Но городские площади пусты. Улицы горбатятся от засыпанных землей обломков. Высятся неровные бугры, и зияют воронки на месте бывших домов… Кирпичный развал, разноцветные россыпи поливы, облупившиеся бирюзовые куполки уцелевших мечетей и мазаров. И тишина, многозначительная, беспристрастная тишина пустыни.
Русла Даудана и Дарьялыка заросли когтистыми кустарниками. Сквозь них и не продерешься без топора. Эта живая щетка турангила, гребенщика — «воспоминание» пустыни о воде, которая текла тут триста лет назад. Самые недавние по времени «земли древнего орошения».

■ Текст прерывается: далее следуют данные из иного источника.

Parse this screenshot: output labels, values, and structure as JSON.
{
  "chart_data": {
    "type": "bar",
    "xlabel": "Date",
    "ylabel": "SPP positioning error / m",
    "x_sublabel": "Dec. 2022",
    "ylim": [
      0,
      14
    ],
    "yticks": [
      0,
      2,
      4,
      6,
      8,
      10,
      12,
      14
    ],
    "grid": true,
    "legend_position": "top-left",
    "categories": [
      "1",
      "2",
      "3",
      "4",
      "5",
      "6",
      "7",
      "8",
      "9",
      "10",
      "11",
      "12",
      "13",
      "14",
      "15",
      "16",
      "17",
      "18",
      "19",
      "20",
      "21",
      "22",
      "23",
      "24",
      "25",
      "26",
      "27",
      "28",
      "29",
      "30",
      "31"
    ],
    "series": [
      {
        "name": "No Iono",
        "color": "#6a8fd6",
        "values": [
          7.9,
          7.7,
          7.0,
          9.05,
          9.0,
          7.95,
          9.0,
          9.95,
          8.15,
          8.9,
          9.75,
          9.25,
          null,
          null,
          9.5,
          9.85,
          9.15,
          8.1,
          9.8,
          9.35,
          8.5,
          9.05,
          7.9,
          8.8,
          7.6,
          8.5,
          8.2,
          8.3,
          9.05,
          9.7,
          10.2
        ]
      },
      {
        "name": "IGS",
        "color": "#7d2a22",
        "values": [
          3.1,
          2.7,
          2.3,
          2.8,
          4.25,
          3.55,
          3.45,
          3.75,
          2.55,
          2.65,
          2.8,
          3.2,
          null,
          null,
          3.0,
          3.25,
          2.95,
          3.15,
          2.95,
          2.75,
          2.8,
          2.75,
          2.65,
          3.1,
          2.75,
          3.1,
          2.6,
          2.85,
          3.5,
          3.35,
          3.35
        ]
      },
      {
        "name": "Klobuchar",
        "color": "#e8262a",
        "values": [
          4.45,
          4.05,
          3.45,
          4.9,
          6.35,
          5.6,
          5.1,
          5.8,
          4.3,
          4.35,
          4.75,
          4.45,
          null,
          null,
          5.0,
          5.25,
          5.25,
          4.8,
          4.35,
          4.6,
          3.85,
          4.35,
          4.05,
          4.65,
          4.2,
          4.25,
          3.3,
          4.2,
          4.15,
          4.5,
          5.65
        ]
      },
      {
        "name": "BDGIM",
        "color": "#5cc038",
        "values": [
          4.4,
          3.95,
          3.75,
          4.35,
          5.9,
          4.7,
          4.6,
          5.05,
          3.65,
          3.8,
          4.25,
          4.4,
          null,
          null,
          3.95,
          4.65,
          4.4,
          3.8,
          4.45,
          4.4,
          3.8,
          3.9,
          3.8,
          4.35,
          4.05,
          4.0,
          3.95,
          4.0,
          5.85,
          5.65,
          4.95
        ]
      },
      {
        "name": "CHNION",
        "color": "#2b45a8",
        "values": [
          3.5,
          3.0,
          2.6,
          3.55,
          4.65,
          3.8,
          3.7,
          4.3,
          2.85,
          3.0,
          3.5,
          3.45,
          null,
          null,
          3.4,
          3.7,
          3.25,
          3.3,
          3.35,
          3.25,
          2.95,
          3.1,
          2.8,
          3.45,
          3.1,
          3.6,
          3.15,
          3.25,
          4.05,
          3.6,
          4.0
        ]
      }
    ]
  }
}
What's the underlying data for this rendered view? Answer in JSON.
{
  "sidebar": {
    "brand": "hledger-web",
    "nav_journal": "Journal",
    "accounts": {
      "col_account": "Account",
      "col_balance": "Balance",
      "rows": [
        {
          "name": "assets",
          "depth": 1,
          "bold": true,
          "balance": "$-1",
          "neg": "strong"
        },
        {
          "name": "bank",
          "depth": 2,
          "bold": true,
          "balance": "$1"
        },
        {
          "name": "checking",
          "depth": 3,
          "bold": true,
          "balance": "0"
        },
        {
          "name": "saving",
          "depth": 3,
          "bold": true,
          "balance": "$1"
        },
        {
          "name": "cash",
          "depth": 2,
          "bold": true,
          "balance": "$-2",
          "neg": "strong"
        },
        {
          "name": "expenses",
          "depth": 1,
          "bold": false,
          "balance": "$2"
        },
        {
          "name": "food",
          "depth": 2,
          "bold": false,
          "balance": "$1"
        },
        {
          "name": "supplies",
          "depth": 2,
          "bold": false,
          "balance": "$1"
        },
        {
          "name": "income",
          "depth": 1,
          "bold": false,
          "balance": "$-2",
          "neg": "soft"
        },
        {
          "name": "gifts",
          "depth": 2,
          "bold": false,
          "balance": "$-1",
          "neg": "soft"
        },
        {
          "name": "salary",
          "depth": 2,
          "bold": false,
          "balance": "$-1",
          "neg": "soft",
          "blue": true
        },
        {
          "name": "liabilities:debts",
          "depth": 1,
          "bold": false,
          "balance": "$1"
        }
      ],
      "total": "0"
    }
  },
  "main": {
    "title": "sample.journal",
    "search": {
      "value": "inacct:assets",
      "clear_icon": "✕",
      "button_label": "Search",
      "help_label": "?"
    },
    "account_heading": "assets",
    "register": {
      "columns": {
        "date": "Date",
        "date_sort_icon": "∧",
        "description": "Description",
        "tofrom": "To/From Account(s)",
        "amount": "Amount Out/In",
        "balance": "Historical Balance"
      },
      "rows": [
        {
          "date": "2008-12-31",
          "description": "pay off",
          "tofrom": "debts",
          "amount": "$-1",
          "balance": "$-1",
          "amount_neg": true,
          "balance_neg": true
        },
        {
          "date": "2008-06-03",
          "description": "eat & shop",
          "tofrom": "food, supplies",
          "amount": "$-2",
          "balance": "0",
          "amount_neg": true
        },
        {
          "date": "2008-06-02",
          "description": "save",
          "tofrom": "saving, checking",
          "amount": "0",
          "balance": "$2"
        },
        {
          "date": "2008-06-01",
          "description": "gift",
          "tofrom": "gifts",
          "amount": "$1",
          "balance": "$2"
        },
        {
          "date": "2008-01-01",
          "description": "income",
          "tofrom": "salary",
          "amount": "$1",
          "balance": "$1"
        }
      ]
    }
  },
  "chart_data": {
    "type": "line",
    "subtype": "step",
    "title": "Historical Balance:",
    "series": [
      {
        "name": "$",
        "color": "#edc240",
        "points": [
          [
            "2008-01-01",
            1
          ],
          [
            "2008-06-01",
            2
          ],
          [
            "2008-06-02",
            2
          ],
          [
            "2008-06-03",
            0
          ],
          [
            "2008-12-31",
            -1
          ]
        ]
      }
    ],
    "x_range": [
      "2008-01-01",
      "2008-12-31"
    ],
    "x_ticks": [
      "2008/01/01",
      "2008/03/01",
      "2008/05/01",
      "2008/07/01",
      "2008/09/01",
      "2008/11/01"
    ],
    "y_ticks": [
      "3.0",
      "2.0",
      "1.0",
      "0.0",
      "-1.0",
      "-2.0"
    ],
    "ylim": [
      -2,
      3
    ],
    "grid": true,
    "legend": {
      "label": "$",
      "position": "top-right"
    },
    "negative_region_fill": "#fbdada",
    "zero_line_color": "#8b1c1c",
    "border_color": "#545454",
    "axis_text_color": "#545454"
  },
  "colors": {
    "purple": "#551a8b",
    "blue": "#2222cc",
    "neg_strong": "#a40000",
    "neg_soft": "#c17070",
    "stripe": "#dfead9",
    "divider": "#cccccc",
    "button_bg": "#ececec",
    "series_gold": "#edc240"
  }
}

О всех встречах, неожиданностях, открытиях в пустыне и не расскажешь. За долгие годы пустыня стала нашим «домом». Пустыня — изнемогающая под знойным тусклым небом и свирепеющая от буранов и смерчей, пустыня — кроткая, смягчен^ ная фиолетовыми тенями в прохладные, утренние часы, пустыня — под ливнями и грозами, с буйной нежностью цветущая весной и обжигающе-ярко — осенью; пустыня — зловещая в лиловато-багровых отблесках закатов, когда барханы лежат, как окровавленные туши на гигантской бойне, пустыня — ржаво-блеклая под низкими облаками «северного» неба, пустыня — под снегом, подо льдом, со снежинками, тающими на роскошных, как у кинозвезд, верблюжьих ресницах…
Но мы люди! Нас больше всего- привлекает и интересует в пустыне то, что не пустыня.
Пустыня — это днем! А ночью уж где-нибудь да светится трепетная звездочка человечьего костра. Геологи, или геодезисты, или сейсмологи. Может, чабаны, а то и бурильщики колодцев. — Колодцев и самоизливающихся скважин с каждым годом становится все больше на наших бездорожных путях.
Огромными Лавинами проползают по пустыне овечьи отары. И долго не оседает пыль над их следами. Пустыне очень не хочется забывать, что ее коснулся кто-то живой.
У колодца наши машины послушно выстраиваются в очередь за вереницей верблюдов. И это единственная очередь, которую даже Коля Горин не пытается обогнать. («Шину, может, и не прокусят, да хуже — оплюют!»)
Осень. Стада переселяются в утепленные загоны. Население спешно готовится к перекочевке. Но вместо традиционных верблюдов чабаны ловко завьючивают «ГАЗ-АА», «ГАЗ-6З», «ГАЗ-51». Быстрее и удобнее. Конечно, стада перекочевывают пешим ходом. Но в кузов машины усадили и одного верблюда. Ему что-то нездоровилось последние дни.
Технику в пустыне освоили не только верблюды, но и миражи. Нам случалось «догонять» караваны машин, которые сначала, как и мы, благопристойно- катили по такырам. Но потом поднимались над горизонтом и медленно таяли в воздухе.
Там, где чинк Устюрта разламывается на голубоватые террасы и крутыми ступенями сбегает на дно долины, там на одной из тесных площадочек прилепился странный цветок с раскрывшейся многолепестковой чашечкой.
Мы знаем, что в действительности не существует растений таких размеров; понимаем, что не бывает цветов из глины, а главное — что здесь давно ничего не растет. Озера мертвы и русла тоже.